Just a suggestion Lego people.....if you included a bottle of tylenol with every lego kit over 500 pieces, sales would sky rocket.
In reality, my kids don't watch much t.v. (Club Penguin, however, is another story). If they've eaten, gotten dressed, brushed their teeth and put their breakfast dishes away, they're allowed to watch a 1/2 hour of t.v. before school. And every night at 7:30, they have a plate of fruit and watch a cartoon. So you can imagine how wonderful it was to be going through Son No. 2's school work and find this.
Clearly what happens in his day is that he does nothing but sit in front of the t.v. whilst at home. Thankfully he gets that 1/2 hour at school where he can run around outside to get exercise and fresh air and rid himself of the dark circles under his eyes. Or that are his eyes.
Why is my child drawing himself to look like Batman?
And would it have killed him to draw a picture of me reading him a book?"
It was pretty cold Sunday but I was excited because I had purchased Brand! New! Snow! Boots! that are supposed to keep your toes warm up to -40 degrees! After the disasterous day of sledding where I *may* have fallen face first into the snow because my toes were frozen solid and I couldn't balance, it was time. And nothing says “try your Brand! New! Snow! Boots!" than sitting in a freezing cold arena watching your son speed skate for a couple of hours.
We loaded into the freezing van, sat at the freezing rink, loaded back into the freezing van and headed to Nonna’s for dinner.
A.K.A. My Mother-in-law
A.K.A. The angel without wings
The woman makes pasta from scratch, people! I'm more likely to give up one of my kids then refuse a dinner invitation from my mother-in-law.
About midway to Nonna’s, the kids were complaining about the cold and out of the blue my husband was all “this would be a great day to try that boiling water snow thing” which is when I got all scrinchy faced and said…”dude, what are you even talking about” and he was “Sharon, the video on YouTube where you throw boiling water into the air and it turns into snow everyone’s watching” like I’m some sort of idiot. And typically I am but now I was also confused because my husband isn’t one for the whole Inn-Ter-Net Thingy unless it has to do with money reports and CNN. And the occasional Sun Girl.
So words like, I don’t know about boiling water snow but you can blow bubbles and watch them freeze are coming out of my mouth but in my mind I’m thinking He doesn’t even have Facebook. How is he finding boiling snow videos?
The whole thing left me intrigued. Both my husband knowing about a video I don’t and the making of snow.

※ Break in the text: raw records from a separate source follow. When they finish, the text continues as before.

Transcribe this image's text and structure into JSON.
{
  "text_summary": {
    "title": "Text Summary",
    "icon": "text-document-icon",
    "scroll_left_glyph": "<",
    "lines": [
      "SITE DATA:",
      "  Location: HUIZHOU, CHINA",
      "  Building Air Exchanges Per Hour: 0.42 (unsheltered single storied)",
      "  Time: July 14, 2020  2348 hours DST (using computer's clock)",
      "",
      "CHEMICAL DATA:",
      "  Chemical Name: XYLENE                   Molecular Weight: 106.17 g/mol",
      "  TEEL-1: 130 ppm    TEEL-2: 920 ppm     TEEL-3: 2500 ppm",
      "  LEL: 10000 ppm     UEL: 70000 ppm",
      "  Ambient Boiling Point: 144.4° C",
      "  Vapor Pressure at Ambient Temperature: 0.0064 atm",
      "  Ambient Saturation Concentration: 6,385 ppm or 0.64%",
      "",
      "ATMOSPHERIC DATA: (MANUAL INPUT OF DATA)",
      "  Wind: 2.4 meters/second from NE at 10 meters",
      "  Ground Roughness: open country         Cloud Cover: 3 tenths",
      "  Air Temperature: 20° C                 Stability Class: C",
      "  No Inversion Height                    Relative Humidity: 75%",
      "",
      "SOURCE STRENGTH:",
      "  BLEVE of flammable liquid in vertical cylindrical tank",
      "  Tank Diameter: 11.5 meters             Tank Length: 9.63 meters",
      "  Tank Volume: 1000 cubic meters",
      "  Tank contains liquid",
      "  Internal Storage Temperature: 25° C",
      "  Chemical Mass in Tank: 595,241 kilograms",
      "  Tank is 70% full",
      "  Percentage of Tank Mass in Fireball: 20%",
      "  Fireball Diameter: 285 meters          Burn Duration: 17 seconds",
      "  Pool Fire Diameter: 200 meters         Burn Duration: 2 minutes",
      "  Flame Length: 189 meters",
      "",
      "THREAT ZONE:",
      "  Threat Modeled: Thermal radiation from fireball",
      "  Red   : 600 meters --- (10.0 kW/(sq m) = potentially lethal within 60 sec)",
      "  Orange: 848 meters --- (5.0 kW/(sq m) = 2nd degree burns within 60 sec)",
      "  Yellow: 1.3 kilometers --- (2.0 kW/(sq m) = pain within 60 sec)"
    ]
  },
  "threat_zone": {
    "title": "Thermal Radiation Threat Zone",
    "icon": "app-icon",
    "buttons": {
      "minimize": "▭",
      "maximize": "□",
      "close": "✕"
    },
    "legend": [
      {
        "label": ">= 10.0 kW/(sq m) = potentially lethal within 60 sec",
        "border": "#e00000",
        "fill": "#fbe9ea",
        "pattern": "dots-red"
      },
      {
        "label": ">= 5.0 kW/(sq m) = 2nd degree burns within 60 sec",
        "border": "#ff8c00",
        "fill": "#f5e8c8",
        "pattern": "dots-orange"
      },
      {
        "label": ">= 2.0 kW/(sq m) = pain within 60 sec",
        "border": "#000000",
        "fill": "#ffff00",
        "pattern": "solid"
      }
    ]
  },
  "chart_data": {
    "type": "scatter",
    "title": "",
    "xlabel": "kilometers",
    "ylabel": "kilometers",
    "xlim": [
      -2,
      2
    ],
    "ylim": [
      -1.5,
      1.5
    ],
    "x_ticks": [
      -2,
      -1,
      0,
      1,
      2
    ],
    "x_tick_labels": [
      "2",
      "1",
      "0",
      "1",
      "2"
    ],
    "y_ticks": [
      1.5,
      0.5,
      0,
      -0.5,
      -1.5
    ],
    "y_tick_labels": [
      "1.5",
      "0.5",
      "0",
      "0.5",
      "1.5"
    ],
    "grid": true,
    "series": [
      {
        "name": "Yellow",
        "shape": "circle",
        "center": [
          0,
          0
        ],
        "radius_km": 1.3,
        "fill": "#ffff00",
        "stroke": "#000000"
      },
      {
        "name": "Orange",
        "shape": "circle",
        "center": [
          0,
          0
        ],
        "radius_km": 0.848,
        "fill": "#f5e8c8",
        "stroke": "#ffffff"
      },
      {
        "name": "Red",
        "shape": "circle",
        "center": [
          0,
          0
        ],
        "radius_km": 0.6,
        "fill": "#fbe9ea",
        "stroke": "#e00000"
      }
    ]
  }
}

Fast forward to yesterday morning and I’m supposed to be going grocery shopping but really…who wants to do *that* when there's snow to be made! A little hard boiled eggs for dinner never hurt anyone, right? So even though Old Mother Hubbard would call CAS if she saw the state of my cupboards, I postponed the shopping and put a pot of water on the stove.
Not gonna lie, I was pretty excited about this experiment. And it seemed simple enough that even I couldn’t screw it up – boil water, throw outside - which is why I didn’t even bother looking at the video before I tried it.
If I had, I would have realized it needed to be a wee bit colder than it was for the experiment to work.
Water boiled, I grabbed the pot, opened the back door and threw that water as high as it could go.
On a scale of one to ten, watching a boiling pot of water not turn into snow would be about a one.
Except for the fact that I happened to look up right after the water landed and there was our tenant watching me, her landlord, randomly throwing a boiling water into the backyard.
I looked at her, she looked at me and I quickly shut the door.
I’m pretty sure she thinks I’m crazy….
Anyway, if it’s cold where you live, give it a try. Your kids will think you’re the coolest parent ever.
p.s. My new boots are awesometastic and my feet stayed toasty warm.